# Some last field pics of 2011



## Jmugleston (Nov 20, 2011)

It is cold out here now, but since I last posted I was able to photograph a couple more animals. Now it will only be birds from here on out.

This little one was warming itself in the road. After a few photos (with my phone so the quality is a bit poor), it was moved to some open fields at the mouth of a nearby canyon. 

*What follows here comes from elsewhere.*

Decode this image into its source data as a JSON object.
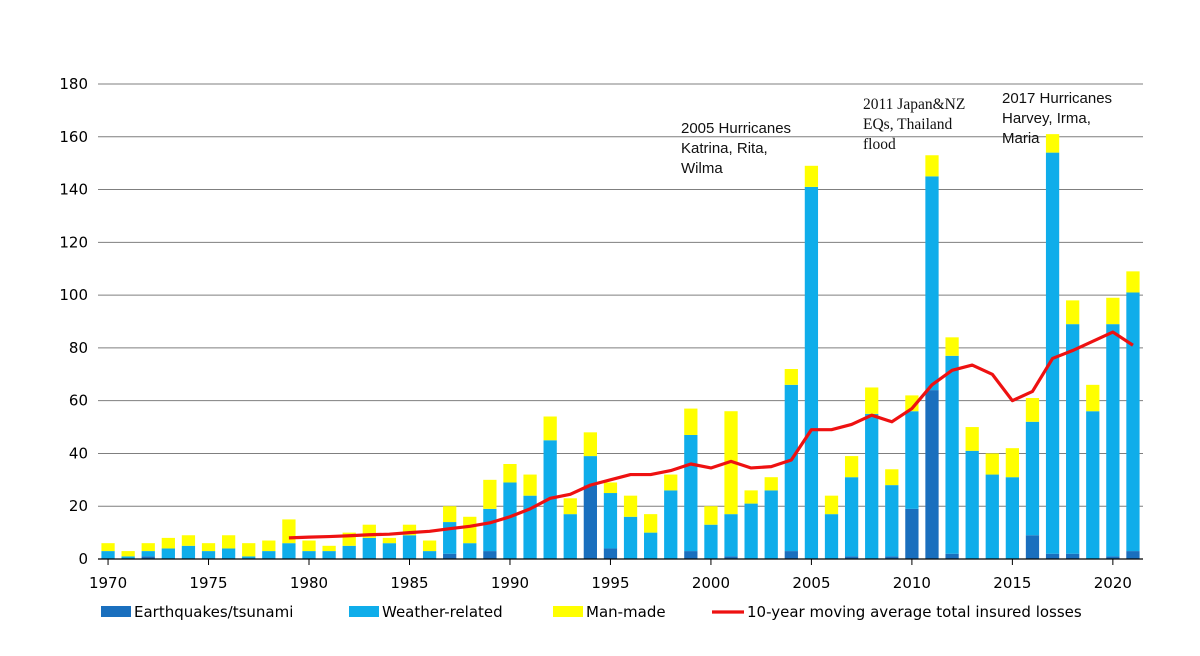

And this little one was found when I stopped in southern Utah on my way to the Las Vegas Reptile Expo. After a few photos later he was relocated to a nearby but safer spot.


----------



## Big B (Nov 23, 2011)

I enjoy viewing your photos, Plenty of mold here, no tarantulas though.


----------



## moloch (Nov 26, 2011)

Nice tarantula.  When did you change your avatar?  I like it and just watched those three weeks ago in western NSW.

Regards,
David


----------



## Jmugleston (Nov 26, 2011)

moloch said:


> Nice tarantula.  When did you change your avatar?  I like it and just watched those three weeks ago in western NSW.
> 
> Regards,
> David


Earlier this year sometime. That is one of the bobtails (Tiliqua rugosa) I photographed while I was collecting insects in Western Australia. I was surprised with how common they were. I haven't been to NSW to photograph the species that can be found out there, but I may get out that way sometime in 2012.


----------